Bydgoszcz i Toruń powalczą na frekwencję! Rowerowe starcie władz miast i regionu!
Frekwencyjny pojedynek między Bydgoszczą a Toruniem. Prezydenci obu miast rzucili sobie wyzwanie. Stawką jest rowerowa wyprawa. Prezydent miasta, które zanotuje niższą frekwencję w drugiej turze wyborów, wsiądzie na rower i pojedzie z wizytą do miasta zwycięzcy.
– Zasady są proste – mówił zastępca prezydenta Bydgoszczy, Łukasz Krupa i zachęcał mieszkańców, by 1 czerwca poszli do urn.
– Prezydent Bydgoszczy czy prezydent Torunia – miasta, które przegra niższą frekwencją, zadeklarowano, że pokona trasę 60 kilometrów, jadąc z rynku jednego miasta na rynek miasta drugiego. To wszystko również w takim prodemokratycznym szczytnym celu profrekwencyjnym, więc zobaczymy, z którego miasta do którego – dodał Krupa.

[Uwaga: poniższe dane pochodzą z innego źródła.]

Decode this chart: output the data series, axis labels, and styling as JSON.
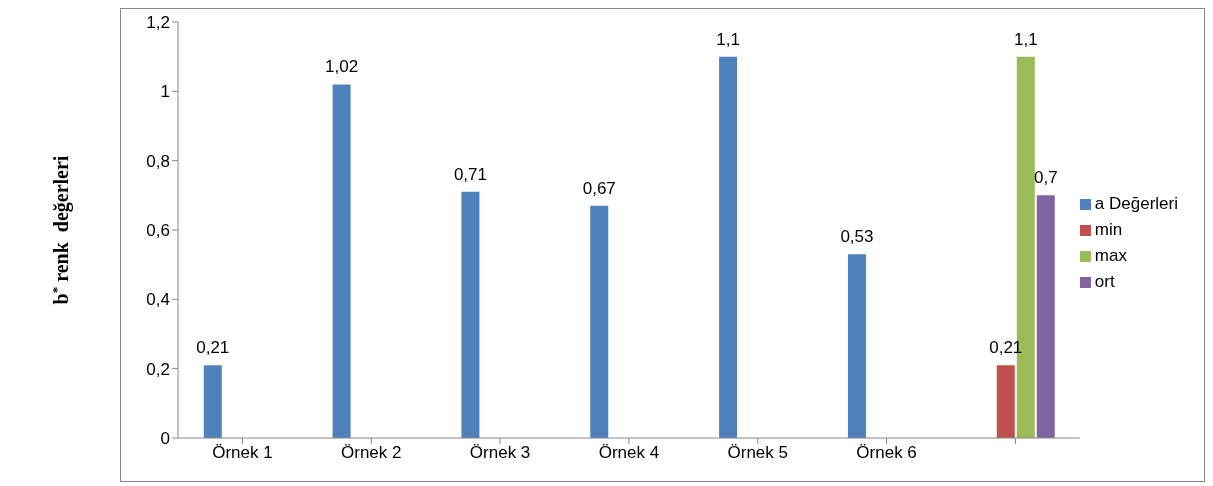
{
  "chart_data": {
    "type": "bar",
    "ylabel": "b$^{*}$ renk  değerleri",
    "categories": [
      "Örnek 1",
      "Örnek 2",
      "Örnek 3",
      "Örnek 4",
      "Örnek 5",
      "Örnek 6",
      null
    ],
    "series": [
      {
        "name": "a Değerleri",
        "color": "#4f81bd",
        "values": [
          0.21,
          1.02,
          0.71,
          0.67,
          1.1,
          0.53,
          null
        ],
        "value_labels": [
          "0,21",
          "1,02",
          "0,71",
          "0,67",
          "1,1",
          "0,53",
          null
        ]
      },
      {
        "name": "min",
        "color": "#c0504d",
        "values": [
          null,
          null,
          null,
          null,
          null,
          null,
          0.21
        ],
        "value_labels": [
          null,
          null,
          null,
          null,
          null,
          null,
          "0,21"
        ]
      },
      {
        "name": "max",
        "color": "#9bbb59",
        "values": [
          null,
          null,
          null,
          null,
          null,
          null,
          1.1
        ],
        "value_labels": [
          null,
          null,
          null,
          null,
          null,
          null,
          "1,1"
        ]
      },
      {
        "name": "ort",
        "color": "#8064a2",
        "values": [
          null,
          null,
          null,
          null,
          null,
          null,
          0.7
        ],
        "value_labels": [
          null,
          null,
          null,
          null,
          null,
          null,
          "0,7"
        ]
      }
    ],
    "ylim": [
      0,
      1.2
    ],
    "yticks": [
      0,
      {
        "value": 0.2,
        "label": "0,2"
      },
      {
        "value": 0.4,
        "label": "0,4"
      },
      {
        "value": 0.6,
        "label": "0,6"
      },
      {
        "value": 0.8,
        "label": "0,8"
      },
      1,
      {
        "value": 1.2,
        "label": "1,2"
      }
    ],
    "grid": false,
    "legend": "right"
  }
}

– Jeżeli chcecie zobaczyć Prezydenta Rafała Bruskiego w lajkrowych spodniach i na rowerze w Toruniu, to zróbcie wszystko, aby to właśnie w Grodzie Kopernika była najwyższa frekwencja w drugiej turze wyborów prezydenckich – napisał w mediach społecznościowych prezydent Torunia, Paweł Gulewski.
– Pokażmy, że jesteśmy nie tylko pięknym i dumnym miastem – ale też odpowiedzialną wspólnotą obywateli. Idziemy na wybory 1 czerwca – i wygrywamy frekwencję! – to z kolei wpis prezydenta Bydgoszczy, Rafała Bruskiego. Do rowerowej rywalizacji włączyli się także marszałek i wojewoda.
Do frekwencyjnego pojedynku stanął też nasz region. O lepszy wynik kujawsko-pomorskie rywalizować będzie z województwem lubelskim. Wojewoda z regionu, który uzyska niższą frekwencję i przegra pojedynek, przyjedzie do zwycięskiego województwa i zachęci swoich mieszkańców, by odwiedzili je w czasie wakacji.
– Zróbcie wszystko, by wojewoda lubelski promował kujawsko-pomorskie w swoich mediach społecznościowych – zaapelował na swoim facebookowym profilu do mieszkańców naszego regionu wojewoda, Michał Sztybel.